From 1829 to 1831, Obadiah Dogberry edited a regional freethought paper, The Reflector. An 1878 history of Wayne County, in which Palmyra is located, recalled the Reflector as "devoted to science, amusement, and ironical castigation." To produce his paper, Dogberry rented the shop of local printer Egbert B. Grandin on evenings and weekends. At this time Grandin had also been hired by Joseph Smith to print the first edition of the scripture the world would come to know as the Book of Mormon.

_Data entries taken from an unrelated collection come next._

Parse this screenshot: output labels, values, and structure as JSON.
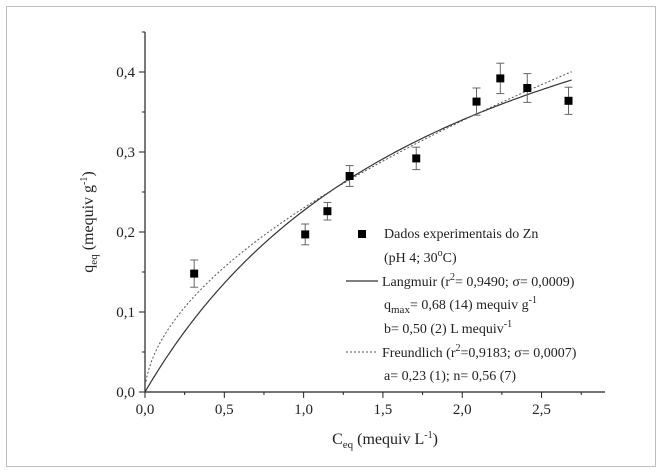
{
  "chart_data": {
    "type": "scatter",
    "x_axis": {
      "label_main": "C",
      "label_sub": "eq",
      "label_unit_pre": " (mequiv L",
      "label_unit_sup": "-1",
      "label_unit_post": ")",
      "range": [
        0.0,
        2.9
      ],
      "ticks": [
        0.0,
        0.5,
        1.0,
        1.5,
        2.0,
        2.5
      ],
      "tick_labels": [
        "0,0",
        "0,5",
        "1,0",
        "1,5",
        "2,0",
        "2,5"
      ]
    },
    "y_axis": {
      "label_main": "q",
      "label_sub": "eq",
      "label_unit_pre": " (mequiv g",
      "label_unit_sup": "-1",
      "label_unit_post": ")",
      "range": [
        0.0,
        0.45
      ],
      "ticks": [
        0.0,
        0.1,
        0.2,
        0.3,
        0.4
      ],
      "tick_labels": [
        "0,0",
        "0,1",
        "0,2",
        "0,3",
        "0,4"
      ]
    },
    "points": [
      {
        "x": 0.31,
        "y": 0.148,
        "err": 0.017
      },
      {
        "x": 1.01,
        "y": 0.197,
        "err": 0.013
      },
      {
        "x": 1.15,
        "y": 0.226,
        "err": 0.011
      },
      {
        "x": 1.29,
        "y": 0.27,
        "err": 0.013
      },
      {
        "x": 1.71,
        "y": 0.292,
        "err": 0.014
      },
      {
        "x": 2.09,
        "y": 0.363,
        "err": 0.017
      },
      {
        "x": 2.24,
        "y": 0.392,
        "err": 0.019
      },
      {
        "x": 2.41,
        "y": 0.38,
        "err": 0.018
      },
      {
        "x": 2.67,
        "y": 0.364,
        "err": 0.017
      }
    ],
    "curves": [
      {
        "model": "langmuir",
        "qmax": 0.68,
        "b": 0.5,
        "style": "solid"
      },
      {
        "model": "freundlich",
        "a": 0.23,
        "n": 0.56,
        "style": "dashed"
      }
    ],
    "legend": {
      "placement": "lower-right",
      "points_label": "Dados experimentais do Zn",
      "conditions_pre": "(pH 4; 30",
      "conditions_sup": "o",
      "conditions_post": "C)",
      "langmuir_pre": "Langmuir (r",
      "langmuir_sup": "2",
      "langmuir_post": "= 0,9490; σ= 0,0009)",
      "qmax_main": "q",
      "qmax_sub": "max",
      "qmax_pre": "= 0,68 (14) mequiv g",
      "qmax_sup": "-1",
      "b_pre": "b= 0,50 (2) L mequiv",
      "b_sup": "-1",
      "freundlich_pre": "Freundlich (r",
      "freundlich_sup": "2",
      "freundlich_post": "=0,9183; σ= 0,0007)",
      "a_text": "a= 0,23 (1); n= 0,56 (7)"
    }
  }
}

It was an enormous project for a small printer. The book would contain thirty-seven "forms," each one a large sheet that could be cut and folded to become one signature in the finished book. Typesetting and printing began in September 1829 and continued through mid-March 1830. During this period, each time Dogberry was alone in Grandin’s print shop, there would be more Book of Mormon pages to read.
Dogberry found the future scripture ridiculous. He took the type used to print the most recent Book of Mormon "form" and broke it up to fit the Reflector’s narrower column width. On January 2, 1830, Dogberry published the first chapter of Nephi in two successive issues, followed by a lengthy critique. On January 22, he published a special issue with an extract from the Book of Alma. For samples of Dogberry’s critique, see here and here. Joseph Smith expressed great displeasure, understandably so, since finished copies of the Book of Mormon would not go on sale until March 26, 1830.

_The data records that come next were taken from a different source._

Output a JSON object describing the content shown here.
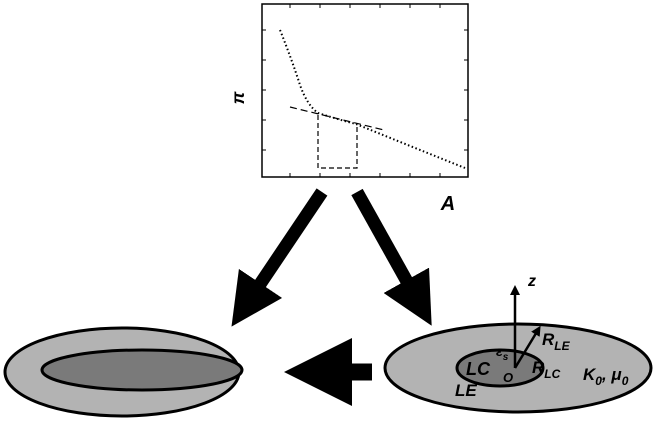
{
  "isotherm_plot": {
    "y_label": "π",
    "x_label": "A"
  },
  "right_domain": {
    "z_axis": "z",
    "r_le": {
      "main": "R",
      "sub": "LE"
    },
    "lc": "LC",
    "epsilon": {
      "main": "ε",
      "sub": "s"
    },
    "origin": "O",
    "r_lc": {
      "main": "R",
      "sub": "LC"
    },
    "moduli": {
      "k": "K",
      "k_sub": "0",
      "sep": ", ",
      "mu": "μ",
      "mu_sub": "0"
    },
    "le": "LE"
  }
}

Dogberry’s was the first lay attack upon Smith’s new scripture; many of its objections are upheld by contemporary scholars.
The structure has been lavishly restored by the Mormon church as one of several sites in the area celebrating the origin of that religion. The best-known of these is Hill Cumorah, claimed to be the site where Smith allegedly found the golden plates from which he claimed to translate the Book of Mormon. In addition to a year-round visitor’s center, that site is well-known for the annual Hill Cumorah Pageant.
Freethinking visitors may find a tour of the Grandin Print Shop rewarding, despite some unavoidable proselytizing. Restoration of the building and of the print shop is superb. The ground-floor presentation, which includes live demonstrations of early nineteenth century printing techniques, is Colonial Williamsburg-caliber. Of course, as the tour continues one encounters dioramas of Joseph Smith being visited by an angel and such, followed by an explicit but courteous invitation to join the church. The Mormons train their interpretive guides marvelously; even the youngest will have a smooth and "official" answer ready if a visitor asks questions about Dogberry or other issues controversial for Mormons.
For anyone keeping score, this is the only attraction on the Freethought Trail operated as proselytizing public site by a religious organization. Inclusion of a site or attraction on the Trail does not indicate that management of that site or attraction supports the goals of the Trail or participates in its operation.